What is the 50/30/20 Budget Rule?
Budgets should be about more than just paying your bills on time—the right budget can help you determine how much you should be spending, and on what. The 50/30/20 rule can serve as a great tool to help you diversify your financial profile, reach dynamic financial goals, and foster overall financial health.
If you’re trying to become a better money manager, it’s really helpful to have a clear strategy that ensures you are putting enough of your money in all the right places. The 50/30/20 rule is a budgeting framework that outlines what percentage of your income to allocate for the three of the most important parts of your budget.
The premise is simple - you allocate 50% of your budget for your essentials, 30% for wants, and 20% for debt and savings.
What is the 50/30/20 Budgeting Rule?
The 50/30/20 rule starts by calculating your income after all deductions, and allocating your budget as follows:
50% of your income goes towards your needs or financial obligations
30% for your wants or non-essential items
20% for debt and savings
Following the 50-30-20 rule would allow you to get the most out of your disposable income. It allows you to splurge and save at the same time.
How Does the 50/20/30 Budget Rule Work?
50% Towards Your Needs
What are your needs? Typically this includes food, rent, a car loan, student loans, insurance of any kind (auto, health, life, etc.), and monthly costs for utilities and essentials. You might not have all of these expenses, and you might have others to add to the list. But, in general, half of your take-home pay should go towards the necessary bills that pay for your food, shelter, and transportation.
30% Towards Your Wants
The second category, and the one that can make the most difference in your budget, is unnecessary expenses that enhance your lifestyle. It all depends on what you want out of life and what you’re willing to sacrifice. These personal lifestyle expenses include items such as: your online subscriptions, restaurant bills and trips to the coffee shops and pubs.
Other components of this category include gym memberships, weekend trips, and dining out with your friends. Only you can decide which of your expenses can be designated as “personal,” and which ones are truly obligatory.

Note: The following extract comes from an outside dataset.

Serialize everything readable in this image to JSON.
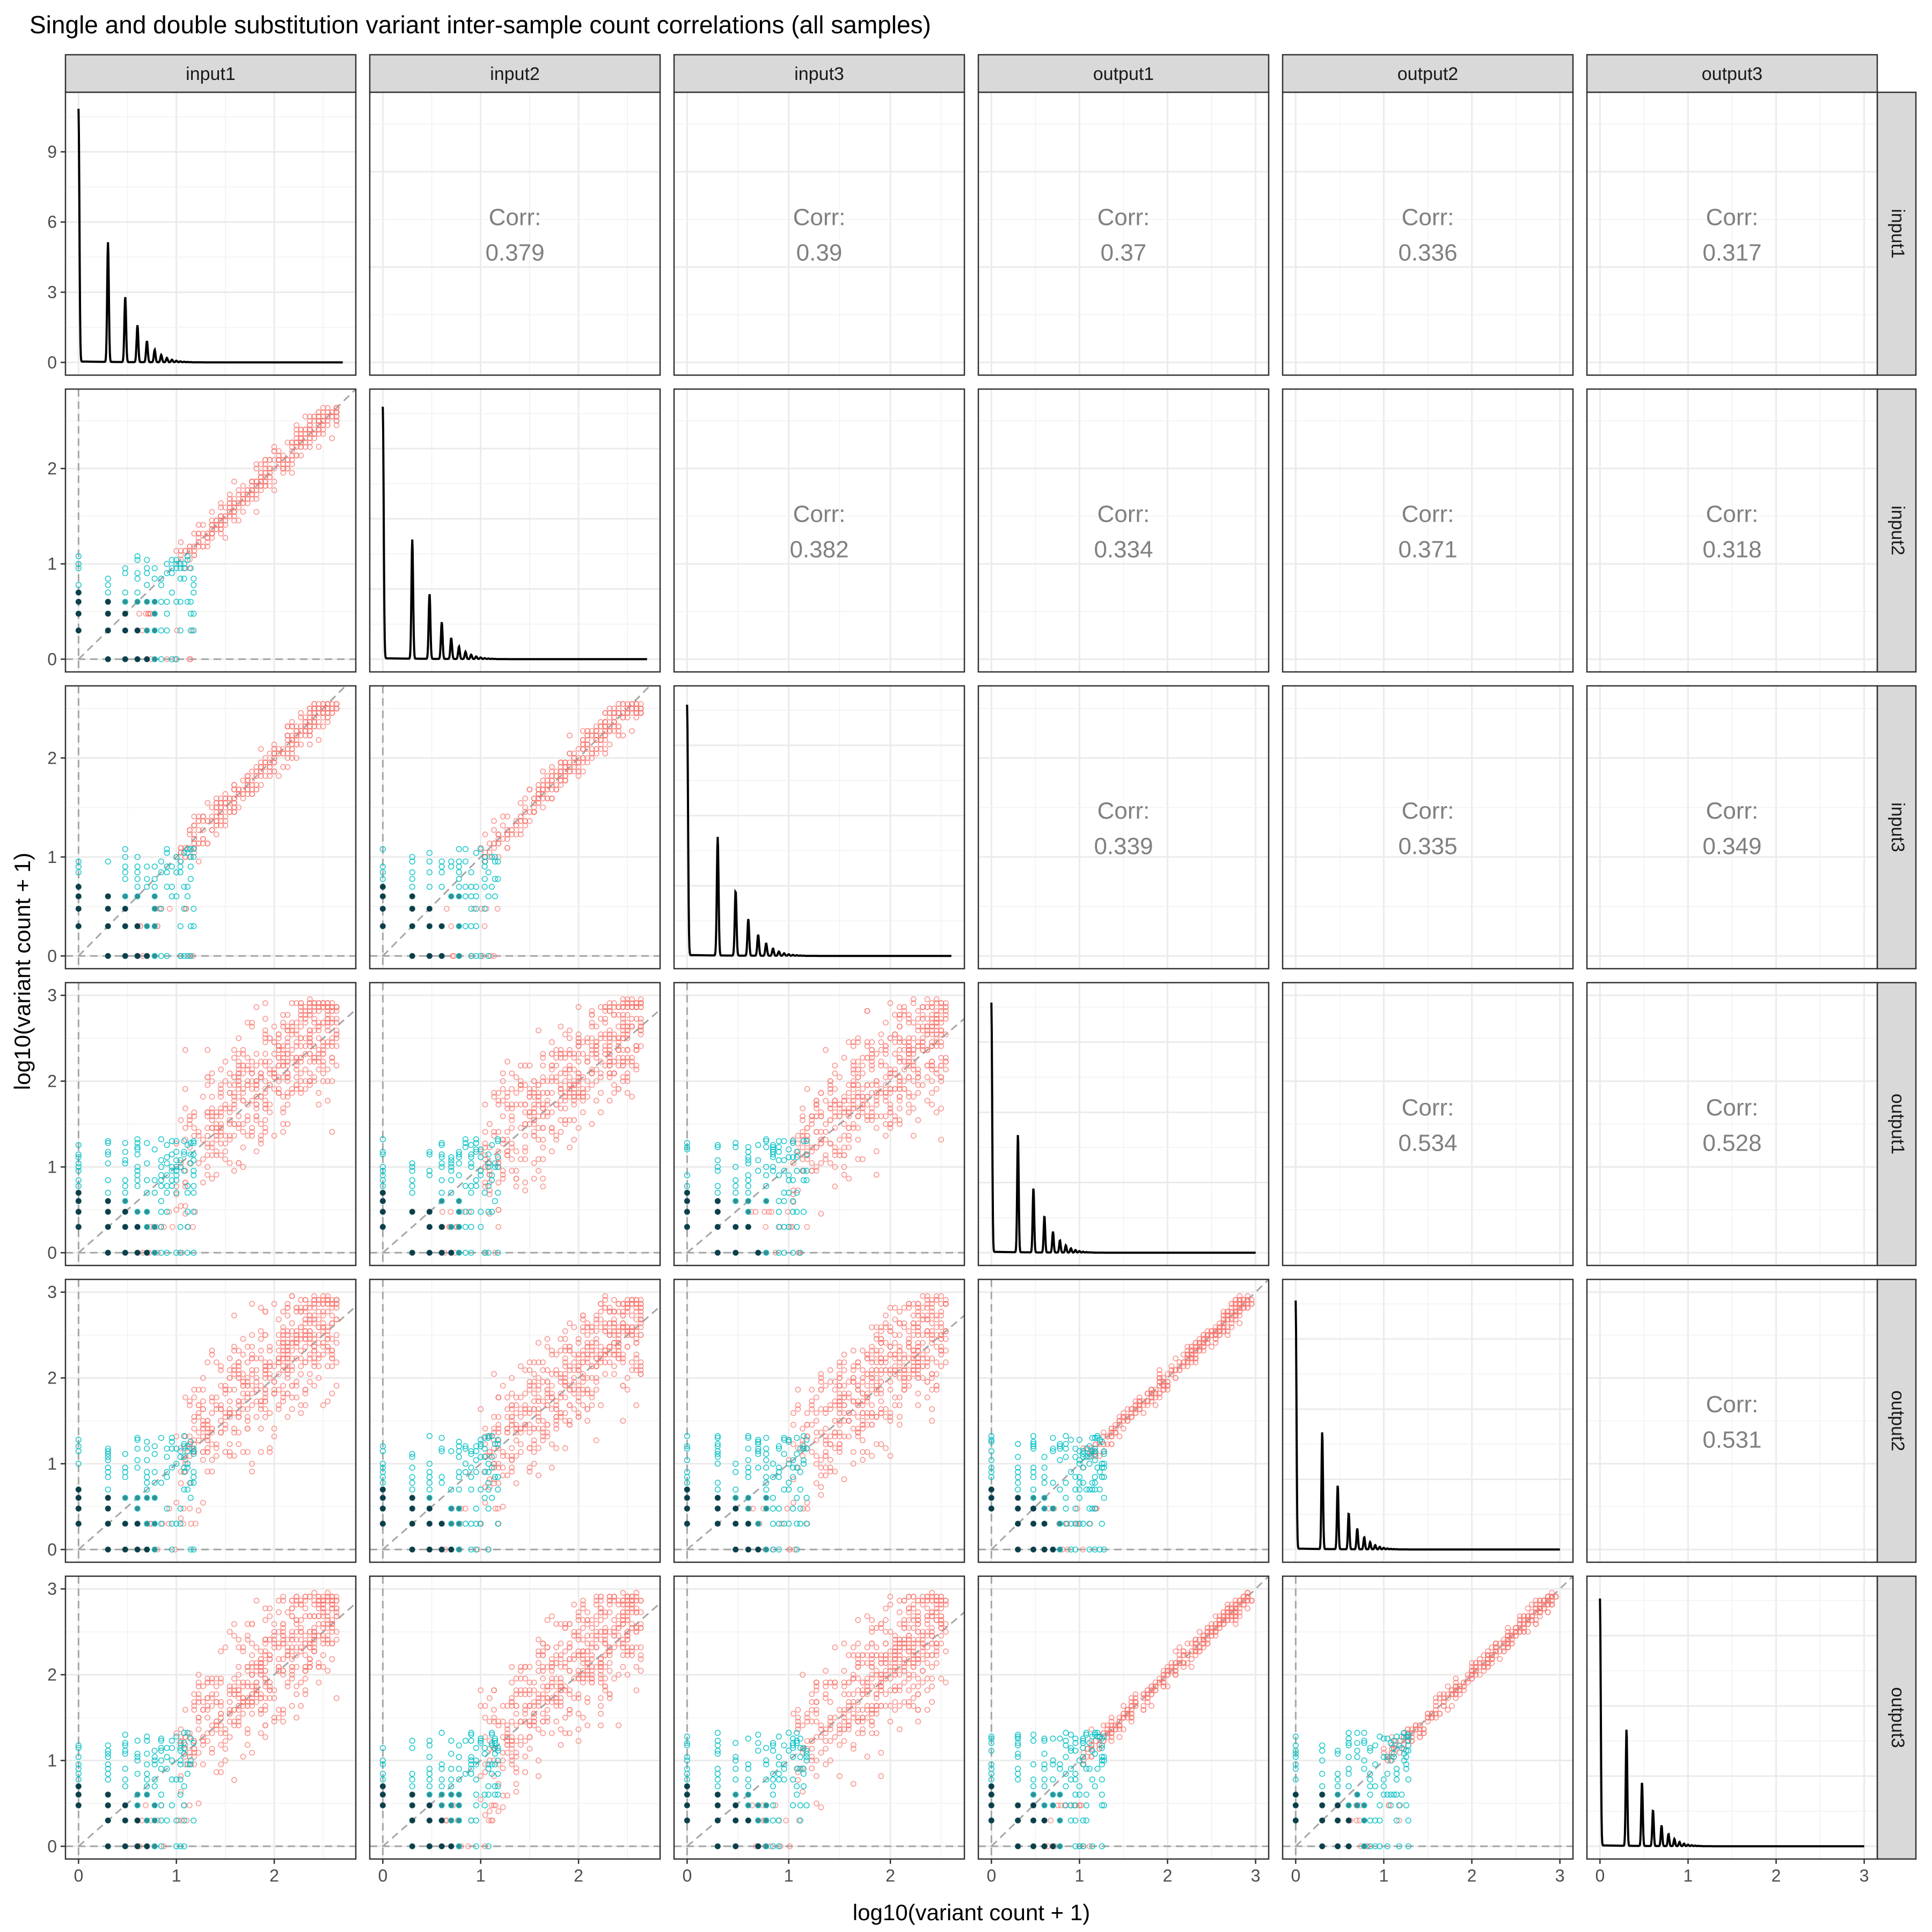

Similar to how no more than 50 percent of your income should go toward essential expenses, 30 percent is the maximum amount you should spend on personal choices. The fewer costs you have in this category, the more progress you make with clearing debts and being successful in the last part of this budgeting rule.
20% Towards Debt and Savings
The next step is to dedicate 20% of your take-home pay toward savings. This includes savings plans, retirement accounts, debt payments and emergency funds. This category of expenses should only be paid after your essentials are already taken care of and before you even think about anything in the last category of personal spending. You’ll pay off debt quicker and make more significant strides toward a frustration-free future by devoting as much of your income as you can to this category.
This exercise will provide you with a clear vision for your spending so you can have a better idea of what improvements need to take place. While it may seem like a hassle at first, eventually, as you adjust your spending and saving habits, you’ll realise how helpful the rule is for not only your future, but also your peace of mind.